Вся наша жизнь была заботливо расписана: это значило — зубрить грамматику и всеобщую историю, биологию и многие другие предметы, которые скопище честолюбивых учителей пустило в ход, чтобы отравить жизнь невинных молодых людей, еще не сделавших в жизни ничего дурного. А еще каждое утро приходилось тащиться в нашу дорогую старую школу, если ненароком с тобой не приключался хоть какой-нибудь маленький недуг, который мог бы оправдать то, что ты остаешься в постели. А после полудня мы, разумеется, фланировали взад-вперед по Стургатан до тех пор, пока не начинала болеть спина. Мы шли двести метров вперед и столько же назад. А поворачивали всегда у Моторного акционерного общества Свенссона, бросив сначала взгляд на огромную витрину, чтобы констатировать: не беспокойтесь, выглядеть можно было бы и похуже. Строго говоря, мне не надо было заглядывать ни в какую витрину, чтобы получить представление о своей внешности. Мне требовалось лишь взглянуть на Черстин, потому что она больше похожа на меня, чем я на самое себя. Заверяю вас, если вы целых шестнадцать лет были близнецами, это оставляет свой след, клянусь. И если бы у меня на левой щеке не было маленькой коричневой крапинки, то никто бы так и не узнал, кто из нас Барбру, а кто Черстин. Но во всяком случае, Барбру — это точно я, и я установила сей факт раз и навсегда. Не потому, что это играет большую роль, поскольку мы выглядим почти одинаково, и нравится нам одно и то же, и справляемся мы с учебой в школе или, я бы сказала скорее, справлялись еле-еле совершенно одинаково. Мы ходили неукоснительно на одни и те же балы в гимназии и танцевали с одними и теми же мальчиками.

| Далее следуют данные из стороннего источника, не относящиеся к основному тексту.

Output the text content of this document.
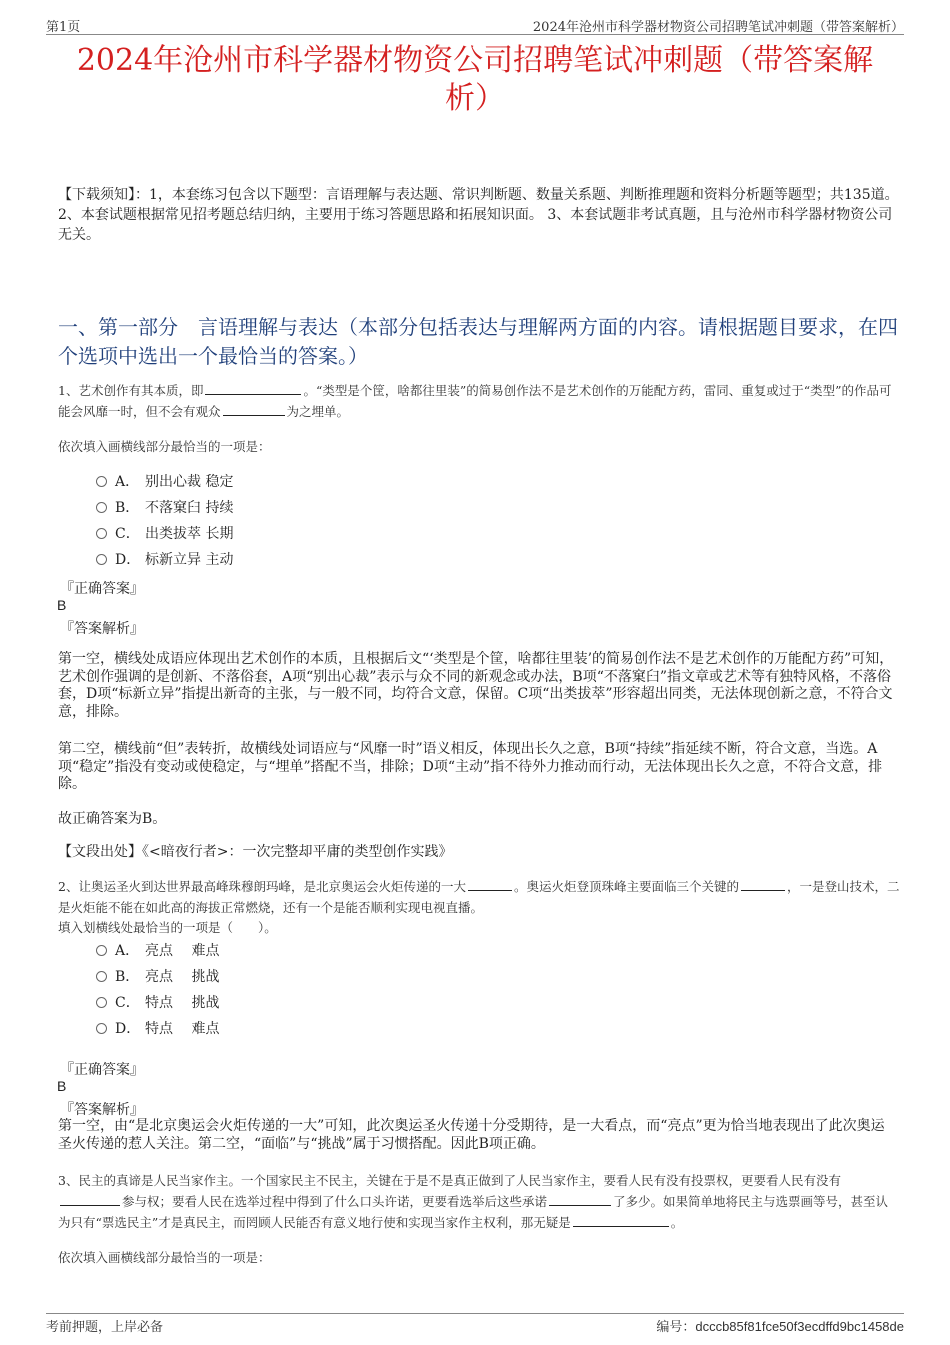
第1页	2024年沧州市科学器材物资公司招聘笔试冲刺题（带答案解析）
2024年沧州市科学器材物资公司招聘笔试冲刺题（带答案解
析）
【下载须知】：1，本套练习包含以下题型：言语理解与表达题、常识判断题、数量关系题、判断推理题和资料分析题等题型；共135道。 2、本套试题根据常见招考题总结归纳，主要用于练习答题思路和拓展知识面。 3、本套试题非考试真题，且与沧州市科学器材物资公司无关。
一、第一部分　言语理解与表达（本部分包括表达与理解两方面的内容。请根据题目要求，在四个选项中选出一个最恰当的答案。）
1、艺术创作有其本质，即	。“类型是个筐，啥都往里装”的简易创作法不是艺术创作的万能配方药，雷同、重复或过于“类型”的作品可能会风靡一时，但不会有观众	为之埋单。
依次填入画横线部分最恰当的一项是：
A． 别出心裁 稳定
B． 不落窠臼 持续
C． 出类拔萃 长期
D． 标新立异 主动
『正确答案』
B
『答案解析』
第一空，横线处成语应体现出艺术创作的本质，且根据后文“‘类型是个筐，啥都往里装’的简易创作法不是艺术创作的万能配方药”可知，艺术创作强调的是创新、不落俗套，A项“别出心裁”表示与众不同的新观念或办法，B项“不落窠臼”指文章或艺术等有独特风格，不落俗套，D项“标新立异”指提出新奇的主张，与一般不同，均符合文意，保留。C项“出类拔萃”形容超出同类，无法体现创新之意，不符合文意，排除。
第二空，横线前“但”表转折，故横线处词语应与“风靡一时”语义相反，体现出长久之意，B项“持续”指延续不断，符合文意，当选。A项“稳定”指没有变动或使稳定，与“埋单”搭配不当，排除；D项“主动”指不待外力推动而行动，无法体现出长久之意，不符合文意，排除。
故正确答案为B。
【文段出处】《<暗夜行者>：一次完整却平庸的类型创作实践》
2、让奥运圣火到达世界最高峰珠穆朗玛峰，是北京奥运会火炬传递的一大	。奥运火炬登顶珠峰主要面临三个关键的	，一是登山技术，二是火炬能不能在如此高的海拔正常燃烧，还有一个是能否顺利实现电视直播。
填入划横线处最恰当的一项是（　　）。
A． 亮点　 难点
B． 亮点　 挑战
C． 特点　 挑战
D． 特点　 难点
『正确答案』
B
『答案解析』
第一空，由“是北京奥运会火炬传递的一大”可知，此次奥运圣火传递十分受期待，是一大看点，而“亮点”更为恰当地表现出了此次奥运圣火传递的惹人关注。第二空，“面临”与“挑战”属于习惯搭配。因此B项正确。
3、民主的真谛是人民当家作主。一个国家民主不民主，关键在于是不是真正做到了人民当家作主，要看人民有没有投票权，更要看人民有没有参与权；要看人民在选举过程中得到了什么口头许诺，更要看选举后这些承诺	了多少。如果简单地将民主与选票画等号，甚至认为只有“票选民主”才是真民主，而罔顾人民能否有意义地行使和实现当家作主权利，那无疑是	。
依次填入画横线部分最恰当的一项是：
考前押题，上岸必备	编号：dcccb85f81fce50f3ecdffd9bc1458de
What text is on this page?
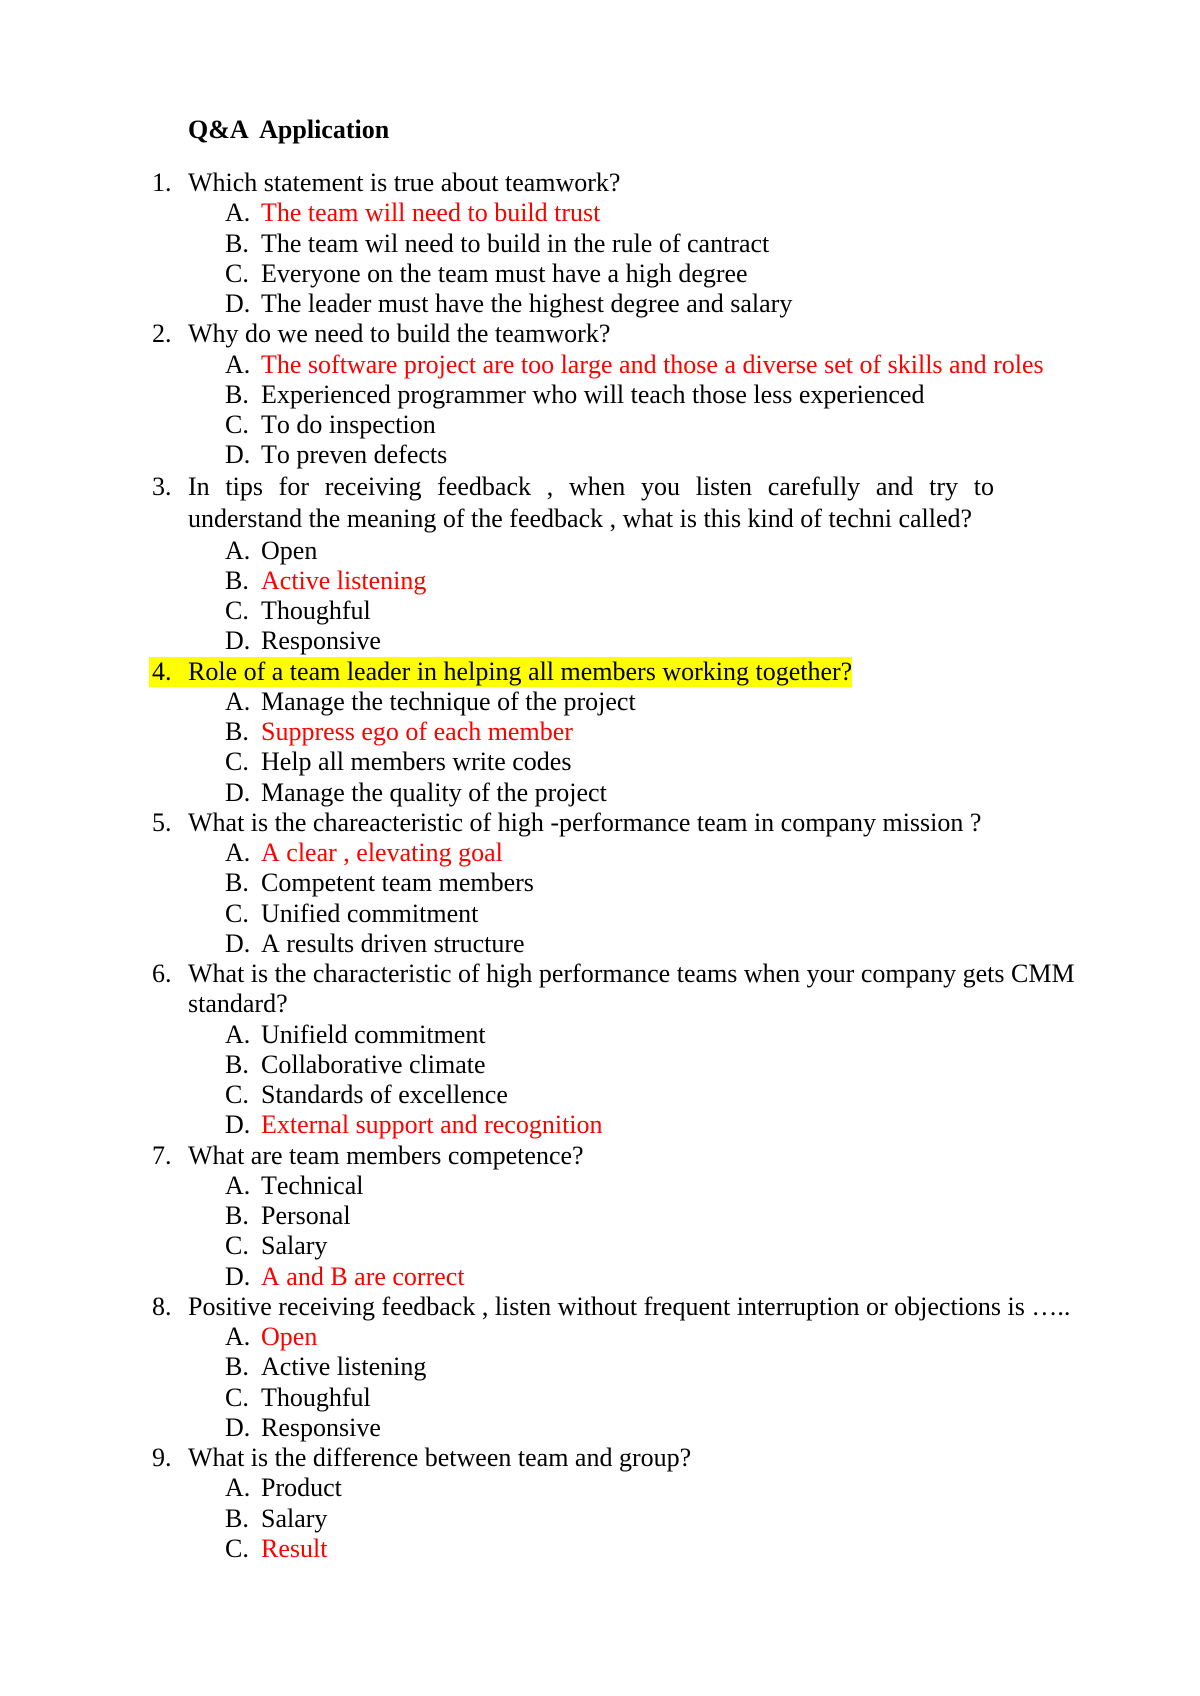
Q&A Application
1. Which statement is true about teamwork?
A. The team will need to build trust
B. The team wil need to build in the rule of cantract
C. Everyone on the team must have a high degree
D. The leader must have the highest degree and salary
2. Why do we need to build the teamwork?
A. The software project are too large and those a diverse set of skills and roles
B. Experienced programmer who will teach those less experienced
C. To do inspection
D. To preven defects
3. In tips for receiving feedback , when you listen carefully and try to understand the meaning of the feedback , what is this kind of techni called?
A. Open
B. Active listening
C. Thoughful
D. Responsive
4. Role of a team leader in helping all members working together?
A. Manage the technique of the project
B. Suppress ego of each member
C. Help all members write codes
D. Manage the quality of the project
5. What is the chareacteristic of high -performance team in company mission ?
A. A clear , elevating goal
B. Competent team members
C. Unified commitment
D. A results driven structure
6. What is the characteristic of high performance teams when your company gets CMM standard?
A. Unifield commitment
B. Collaborative climate
C. Standards of excellence
D. External support and recognition
7. What are team members competence?
A. Technical
B. Personal
C. Salary
D. A and B are correct
8. Positive receiving feedback , listen without frequent interruption or objections is …..
A. Open
B. Active listening
C. Thoughful
D. Responsive
9. What is the difference between team and group?
A. Product
B. Salary
C. Result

Нет, в нашей жизни никогда ничего не приключалось, и лично я даже подумать не могла ни о чем другом, кроме как семенить по одной и той же накатанной колее до тех пор, пока не придет смерть-избавительница. Но вот как-то раз, однако же, кое-что случилось. А поводом послужило просто то, что папе исполнилось пятьдесят лет и он в чине майора вышел в отставку, оставив полк, в котором до того дня служил королю и отечеству. Папа — высокий, крепкий, здоровый и сильный человек, о котором никто и не подумает, что ему хотя бы на один день больше сорока. Поэтому не мог он сидеть сложа руки, дожидаясь своего смертного часа. Он непрестанно размышлял, как ему теперь быть. Некое страховое общество охотно взяло бы его в качестве агента, суля ему, если он согласится там работать, значительные доходы. Но папа был не очень склонен к такой работе. Долгое время он производил впечатление человека, непрестанно размышляющего и замкнутого настолько, что мы едва осмеливались с ним заговаривать.
— Не мешайте ему, он думает, — говорила, насмешливо улыбаясь, наша красавица мама.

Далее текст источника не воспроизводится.